I’ve always felt a pit in my stomach on Sunday afternoons, but only within the last few years did I learn that this is common. In fact, the term “Sunday Scaries” is pretty popular amongst most of my friends. This term refers to the feeling of anxiety due to the upcoming work week (or school week). That same feeling of anxiety worsens substantially for me each year when August hits. I like to call this the “August Scaries.”
I have always disliked August. When I was younger, it was because I associated it with fall with going back to school. Now, it’s mostly because of my upcoming birthday in October and the thought of winter coming. As each year passes, I become increasingly overwhelmed by thoughts of getting older, having more responsibilities, and losing certain freedoms. When I start thinking about snow and cold weather on top of that, my mood really goes downhill.

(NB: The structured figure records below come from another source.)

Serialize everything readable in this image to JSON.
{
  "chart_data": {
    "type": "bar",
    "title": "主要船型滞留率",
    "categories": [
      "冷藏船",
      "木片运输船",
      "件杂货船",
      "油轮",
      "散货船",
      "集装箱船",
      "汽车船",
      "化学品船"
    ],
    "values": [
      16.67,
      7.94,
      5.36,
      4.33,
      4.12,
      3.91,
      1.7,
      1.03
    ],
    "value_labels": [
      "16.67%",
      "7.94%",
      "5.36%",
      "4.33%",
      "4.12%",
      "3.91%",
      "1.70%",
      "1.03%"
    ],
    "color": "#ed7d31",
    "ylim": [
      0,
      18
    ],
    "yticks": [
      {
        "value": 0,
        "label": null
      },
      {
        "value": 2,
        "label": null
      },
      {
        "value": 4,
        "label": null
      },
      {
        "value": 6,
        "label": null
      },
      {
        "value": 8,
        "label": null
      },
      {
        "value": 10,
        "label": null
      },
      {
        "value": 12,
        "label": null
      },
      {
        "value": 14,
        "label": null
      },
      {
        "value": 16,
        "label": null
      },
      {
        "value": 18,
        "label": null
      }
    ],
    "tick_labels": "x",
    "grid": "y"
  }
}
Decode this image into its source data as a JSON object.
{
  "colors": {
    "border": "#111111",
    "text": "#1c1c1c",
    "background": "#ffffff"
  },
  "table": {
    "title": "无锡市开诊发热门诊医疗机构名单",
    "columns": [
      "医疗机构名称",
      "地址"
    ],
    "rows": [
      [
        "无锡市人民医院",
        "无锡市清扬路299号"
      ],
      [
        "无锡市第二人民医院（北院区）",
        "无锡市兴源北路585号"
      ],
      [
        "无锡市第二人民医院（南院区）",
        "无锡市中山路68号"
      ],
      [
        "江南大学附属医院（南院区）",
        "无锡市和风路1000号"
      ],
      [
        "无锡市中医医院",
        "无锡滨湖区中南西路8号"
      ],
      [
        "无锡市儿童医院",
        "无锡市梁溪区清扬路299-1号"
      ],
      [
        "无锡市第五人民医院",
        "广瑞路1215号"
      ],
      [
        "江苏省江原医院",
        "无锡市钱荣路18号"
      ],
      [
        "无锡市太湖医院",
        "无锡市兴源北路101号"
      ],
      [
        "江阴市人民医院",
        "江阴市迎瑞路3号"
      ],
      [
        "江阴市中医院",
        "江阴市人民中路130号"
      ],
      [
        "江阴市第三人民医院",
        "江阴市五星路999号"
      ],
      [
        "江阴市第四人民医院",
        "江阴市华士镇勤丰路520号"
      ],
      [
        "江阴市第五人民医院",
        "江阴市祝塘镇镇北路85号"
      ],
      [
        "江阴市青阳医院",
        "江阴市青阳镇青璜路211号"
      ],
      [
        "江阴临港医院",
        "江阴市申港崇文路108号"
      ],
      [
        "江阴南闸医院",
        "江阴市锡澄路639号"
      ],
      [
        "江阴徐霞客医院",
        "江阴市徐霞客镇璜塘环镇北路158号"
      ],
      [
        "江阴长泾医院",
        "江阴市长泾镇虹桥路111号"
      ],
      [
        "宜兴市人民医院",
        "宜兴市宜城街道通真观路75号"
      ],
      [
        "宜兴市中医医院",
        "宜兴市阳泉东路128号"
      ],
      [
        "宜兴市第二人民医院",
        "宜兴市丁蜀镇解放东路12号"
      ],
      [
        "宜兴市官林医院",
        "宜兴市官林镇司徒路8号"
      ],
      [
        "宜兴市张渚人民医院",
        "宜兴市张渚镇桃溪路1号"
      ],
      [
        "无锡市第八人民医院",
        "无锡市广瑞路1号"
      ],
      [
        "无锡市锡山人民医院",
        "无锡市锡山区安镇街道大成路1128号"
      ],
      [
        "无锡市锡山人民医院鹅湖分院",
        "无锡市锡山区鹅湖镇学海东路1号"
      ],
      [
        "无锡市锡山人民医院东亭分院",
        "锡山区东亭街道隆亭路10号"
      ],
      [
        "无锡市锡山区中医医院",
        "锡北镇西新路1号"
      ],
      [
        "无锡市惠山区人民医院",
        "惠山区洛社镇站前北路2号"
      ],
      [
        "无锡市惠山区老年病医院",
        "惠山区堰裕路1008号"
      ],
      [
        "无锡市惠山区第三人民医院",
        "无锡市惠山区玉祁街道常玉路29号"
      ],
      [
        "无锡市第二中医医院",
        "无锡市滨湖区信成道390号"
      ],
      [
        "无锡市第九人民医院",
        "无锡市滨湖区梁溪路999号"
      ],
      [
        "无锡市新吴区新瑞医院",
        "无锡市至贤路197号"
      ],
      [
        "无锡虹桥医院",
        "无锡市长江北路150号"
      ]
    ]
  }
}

I wish I could say I’ve decreased either my Sunday Scaries or my August Scaries, but I’m still working on it. However, around this time each year, I try to reflect on what is going through my mind and why I need to reframe some of my thoughts. I know that I dislike my birthday and winter, but by thinking about my birthday and winter in August, I am totally forgetting several months of potentially great experiences. The weather is beautiful right now and will be mild enough for my favorite outdoor activities for awhile. And while I definitely have more responsibilities as I age each year, I also gain new freedoms and opportunities I didn’t have when I was younger.
If you experience the Sunday Scaries or the August Scaries, know that you’re not alone. Try to identify what specifically is making you feel anxious, and try to think about positive things to look forward to as well. Anxiety about the future is tough, but try not to dwell on the future so much that you forget to enjoy the present.
Do you experience the Sunday Scaries? What advice do you have when experiencing anxiety about future events?